Lovée dans une des innombrables vallées bucoliques de la chaîne des Monts Zagros, la ville de Paveh est située dans la province de Kermanshah. Cette région de l’extrême ouest de l’Iran, limitrophe de l’Irak, est majoritairement peuplée par des Kurdes sunnites, arborant fièrement le « chalouar » et la large ceinture en tissu. Sise à une trentaine de kilomètres de la frontière irano-irakienne, Paveh n’aurait pu garder que le charme champêtre de son paysage et celui de ses routes sinueuses qui bordent les vergers d’arbres fruitiers si ce n’était sa position géostratégique, les intentions belliqueuses des pays voisins et l’instrumentalisation des minorités ethniques de l’Iran.

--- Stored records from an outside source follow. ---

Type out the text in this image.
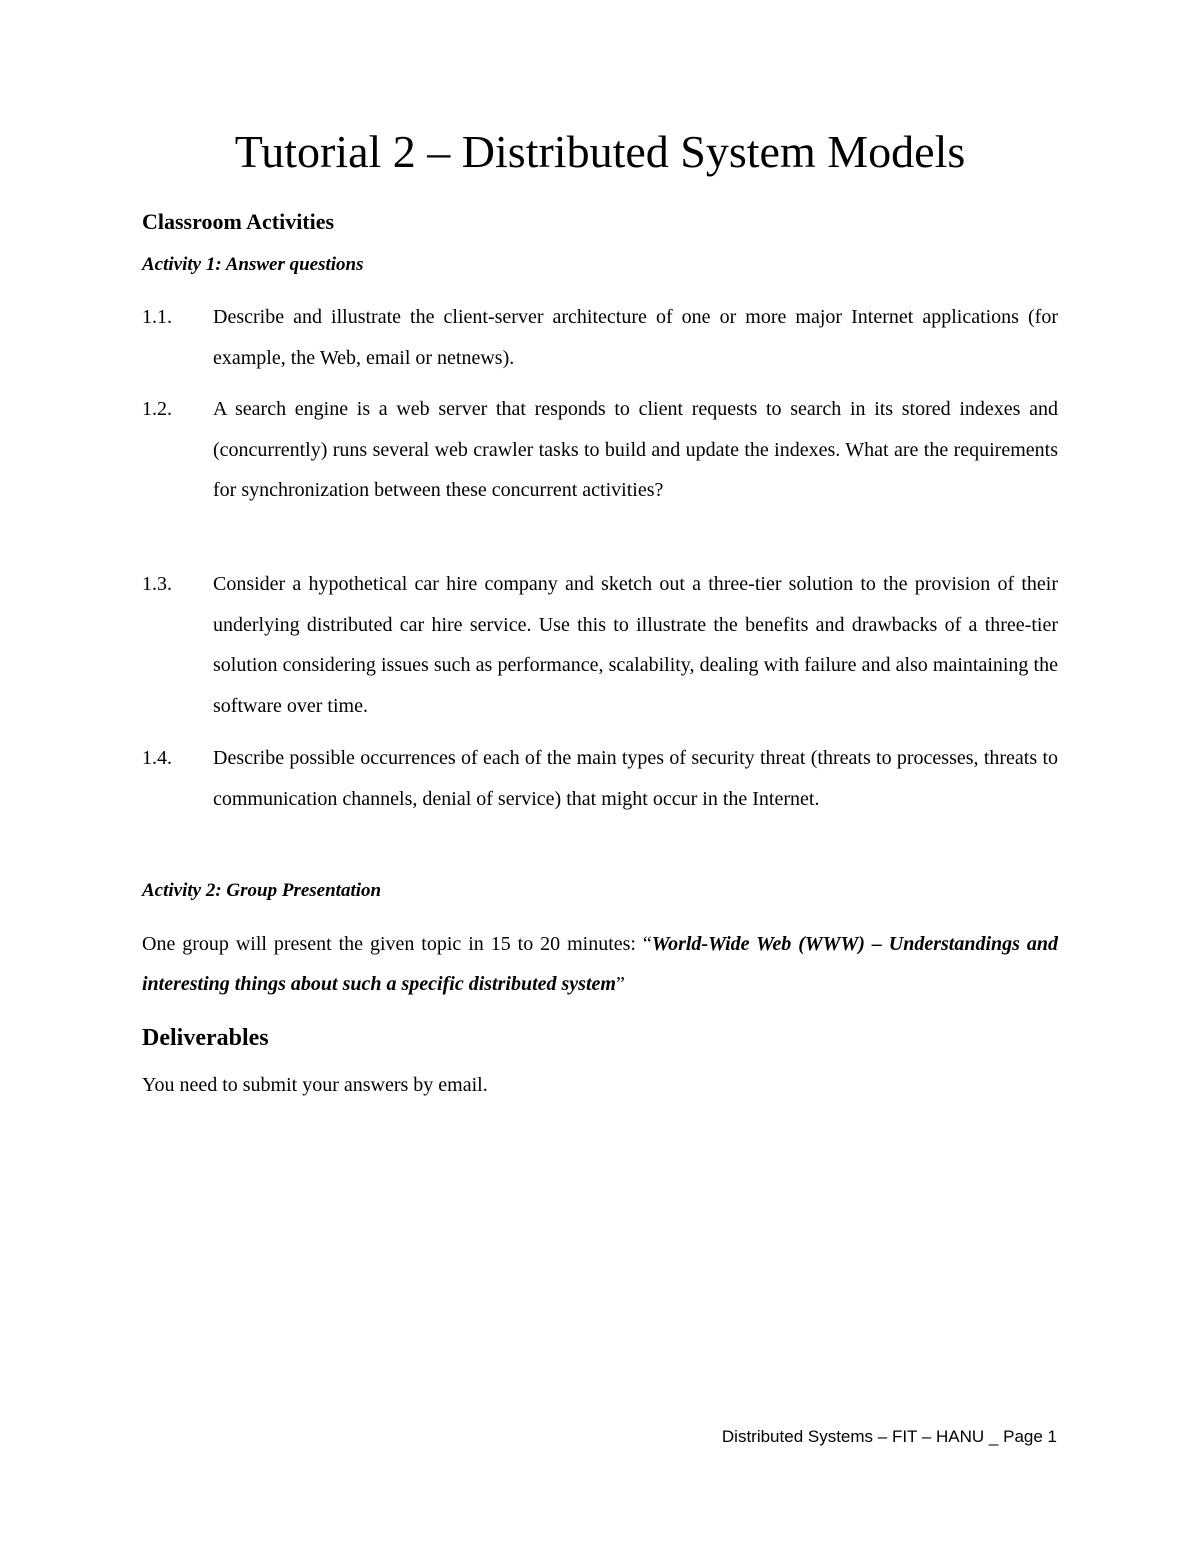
Tutorial 2 – Distributed System Models
Classroom Activities
Activity 1: Answer questions
1.1. Describe and illustrate the client-server architecture of one or more major Internet applications (for example, the Web, email or netnews).
1.2. A search engine is a web server that responds to client requests to search in its stored indexes and (concurrently) runs several web crawler tasks to build and update the indexes. What are the requirements for synchronization between these concurrent activities?
1.3. Consider a hypothetical car hire company and sketch out a three-tier solution to the provision of their underlying distributed car hire service. Use this to illustrate the benefits and drawbacks of a three-tier solution considering issues such as performance, scalability, dealing with failure and also maintaining the software over time.
1.4. Describe possible occurrences of each of the main types of security threat (threats to processes, threats to communication channels, denial of service) that might occur in the Internet.
Activity 2: Group Presentation
One group will present the given topic in 15 to 20 minutes: “World-Wide Web (WWW) – Understandings and interesting things about such a specific distributed system”
Deliverables
You need to submit your answers by email.
Distributed Systems – FIT – HANU _ Page 1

- Danse kurde en Iran : "chalouar" et large ceinture en tissu
Déjà, en 1979, Paveh a été l’épicentre de la rébellion kurde à la suite de la chute du Chah et de la proclamation de la République islamique d’Iran [1]. C’est dans cette même région que, durant la guerre Iran-Irak, les opposants iraniens de l’Organisation des moudjahidines du peuple iranien (Mujaheddin-e-Khalq, MeK), mouvement militaire armé par les autorités irakiennes ont essayé d’envahir l’Iran en marchant vers Kermanshah. Ils furent écrasés par l’armée iranienne [2].
- Paveh, à une trentaine de kilomètres de la frontière Irak-Iran
Le 7 juin dernier, Téhéran fut frappé par un double attentat terroriste sanglant qui fit 17 morts et des dizaines de blessés. Selon des sources officielles, quatre des cinq terroristes étaient iraniens, d’origine kurde [3]. Parmi eux, certains étaient originaires de Paveh [4], dont Serias Sadeghi, un individu connu des services de sécurité iranienne et considéré comme un notoire recruteur pour Daech dans le Kurdistan iranien [5]. Certaines sources ont d’autre part mentionné que ces terroristes étaient impliqués par le passé dans des attaques contre des salons de beauté féminins dans la région de Paveh, jugés contraires à la moralité [6].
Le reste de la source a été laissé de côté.